The Press and Journal (Inverness, Highlands, and Islands)
EU deal offer to Australia on the table
The EU has published details of its initial offer on food and agriculture as part of a potential trade deal with Australia. This will be discussed at a high-level meting of senior officials from both sides next month, with a view to concluding an early deal.
The offer is around reduced and zero tariffs phased in over time, with lamb, beef and dairy the controversial issues. It is complicated by the starting point for volumes being pre-Brexit, with the UK the biggest EU importer from the southern hemisphere.
Imports from Australia and New Zealand have always been controversial in Europe, particularly with the French and Irish.
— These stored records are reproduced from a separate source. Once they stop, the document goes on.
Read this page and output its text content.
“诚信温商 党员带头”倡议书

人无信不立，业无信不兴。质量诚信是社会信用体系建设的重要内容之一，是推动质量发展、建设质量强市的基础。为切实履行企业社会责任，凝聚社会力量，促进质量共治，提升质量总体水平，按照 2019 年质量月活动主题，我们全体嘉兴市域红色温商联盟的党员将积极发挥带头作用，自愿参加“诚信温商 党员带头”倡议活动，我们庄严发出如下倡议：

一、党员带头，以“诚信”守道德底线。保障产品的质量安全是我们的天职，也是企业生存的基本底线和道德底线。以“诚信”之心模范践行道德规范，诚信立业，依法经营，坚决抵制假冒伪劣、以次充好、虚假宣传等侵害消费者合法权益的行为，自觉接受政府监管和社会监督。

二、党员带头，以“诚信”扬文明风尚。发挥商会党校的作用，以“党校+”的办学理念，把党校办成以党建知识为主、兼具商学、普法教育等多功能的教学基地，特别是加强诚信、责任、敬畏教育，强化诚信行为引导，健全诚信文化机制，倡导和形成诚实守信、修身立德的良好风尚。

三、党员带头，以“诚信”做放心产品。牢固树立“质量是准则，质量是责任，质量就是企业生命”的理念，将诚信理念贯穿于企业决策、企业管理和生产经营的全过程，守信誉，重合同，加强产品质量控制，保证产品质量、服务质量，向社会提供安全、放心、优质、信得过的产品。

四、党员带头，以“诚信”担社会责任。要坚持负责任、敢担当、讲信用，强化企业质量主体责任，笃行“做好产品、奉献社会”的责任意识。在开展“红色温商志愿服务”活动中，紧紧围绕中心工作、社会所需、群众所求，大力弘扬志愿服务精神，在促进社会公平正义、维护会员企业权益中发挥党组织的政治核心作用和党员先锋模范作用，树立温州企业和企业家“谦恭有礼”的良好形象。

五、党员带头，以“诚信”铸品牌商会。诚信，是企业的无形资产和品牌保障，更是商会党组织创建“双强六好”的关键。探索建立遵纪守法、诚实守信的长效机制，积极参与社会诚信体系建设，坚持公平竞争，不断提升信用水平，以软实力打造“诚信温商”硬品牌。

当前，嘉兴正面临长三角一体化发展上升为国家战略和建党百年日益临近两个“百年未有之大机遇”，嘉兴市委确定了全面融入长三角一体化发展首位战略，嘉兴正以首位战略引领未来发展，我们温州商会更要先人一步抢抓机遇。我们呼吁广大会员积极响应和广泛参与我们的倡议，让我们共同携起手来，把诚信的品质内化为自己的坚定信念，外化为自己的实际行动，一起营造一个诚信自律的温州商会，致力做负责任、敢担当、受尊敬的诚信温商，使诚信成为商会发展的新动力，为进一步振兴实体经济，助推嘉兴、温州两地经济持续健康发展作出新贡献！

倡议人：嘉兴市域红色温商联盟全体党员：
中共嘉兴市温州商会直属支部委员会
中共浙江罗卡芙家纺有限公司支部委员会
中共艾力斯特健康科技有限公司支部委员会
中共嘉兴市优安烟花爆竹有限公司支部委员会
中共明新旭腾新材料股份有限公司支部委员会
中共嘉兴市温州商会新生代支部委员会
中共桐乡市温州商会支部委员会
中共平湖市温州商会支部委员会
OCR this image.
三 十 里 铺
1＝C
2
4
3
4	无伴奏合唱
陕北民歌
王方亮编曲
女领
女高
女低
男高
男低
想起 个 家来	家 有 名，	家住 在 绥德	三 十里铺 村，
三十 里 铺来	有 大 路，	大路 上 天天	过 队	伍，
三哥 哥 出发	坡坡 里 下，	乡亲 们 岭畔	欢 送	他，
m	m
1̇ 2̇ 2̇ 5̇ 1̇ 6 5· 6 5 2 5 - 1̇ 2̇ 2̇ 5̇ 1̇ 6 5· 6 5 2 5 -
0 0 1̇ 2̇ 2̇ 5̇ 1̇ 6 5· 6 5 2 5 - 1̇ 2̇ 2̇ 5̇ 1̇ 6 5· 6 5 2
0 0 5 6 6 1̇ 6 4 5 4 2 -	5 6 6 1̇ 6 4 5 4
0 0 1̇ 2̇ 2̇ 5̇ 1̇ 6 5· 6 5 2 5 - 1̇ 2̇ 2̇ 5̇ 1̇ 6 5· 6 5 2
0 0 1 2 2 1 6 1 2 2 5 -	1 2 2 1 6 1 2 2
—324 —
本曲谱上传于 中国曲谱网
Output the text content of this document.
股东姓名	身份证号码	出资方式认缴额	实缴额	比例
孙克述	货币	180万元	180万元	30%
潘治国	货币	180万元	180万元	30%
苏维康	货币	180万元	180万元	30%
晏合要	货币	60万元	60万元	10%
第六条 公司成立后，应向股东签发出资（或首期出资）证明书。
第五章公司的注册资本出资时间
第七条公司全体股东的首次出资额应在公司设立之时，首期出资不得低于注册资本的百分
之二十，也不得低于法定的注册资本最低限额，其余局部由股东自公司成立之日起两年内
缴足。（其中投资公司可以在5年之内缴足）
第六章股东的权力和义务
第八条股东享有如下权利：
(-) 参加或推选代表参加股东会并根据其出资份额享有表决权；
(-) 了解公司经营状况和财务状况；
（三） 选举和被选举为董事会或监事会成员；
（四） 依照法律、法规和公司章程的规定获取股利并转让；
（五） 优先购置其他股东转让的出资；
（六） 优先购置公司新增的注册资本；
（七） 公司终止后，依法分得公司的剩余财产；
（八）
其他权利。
The European Commission is determined to avoid a repeat of its Mercosur deal with South America, which after many years has still not been ratified by member states.
The EU offer to Australia on agriculture appears less generous than the widely criticised deal for the UK concluded by Liz Truss when she was trade minister.
The deal that allows Ukraine to export grain from Black Sea ports has been extended for a further two months. There had been fears Russia would pull out of this agreement and reintroduce its blockade of the ports, as part of its spring offensive against Ukraine.
However it relented at the last minute, restoring arrangements negotiated by Turkey and the United Nations. This will ease grain supply problems in many countries dependent on imports and at the same time give a boost to Ukrainian farmers.
The Organisation for Economic Co-operation and Development (OECD) says that while governments are pursuing environmental goals for agriculture there is a lack of co-ordinated thinking about the global economic impact of these policies.
It says that in an “interconnected world” the unilateral adoption of environmental policies can reduce farmers’ competitiveness and drive “pollution leakage” by exporting production.
The OECD has identified two policy routes to improve agriculture’s environmental performance while maintaining the benefits of global markets.
The first relies on environmental policies through regulations, which limit environmental impacts but create issues around competitiveness and leakage. The second involves policies acting on supply and demand, which limit competitiveness and leakage impacts but will be slower to deliver environmental gains.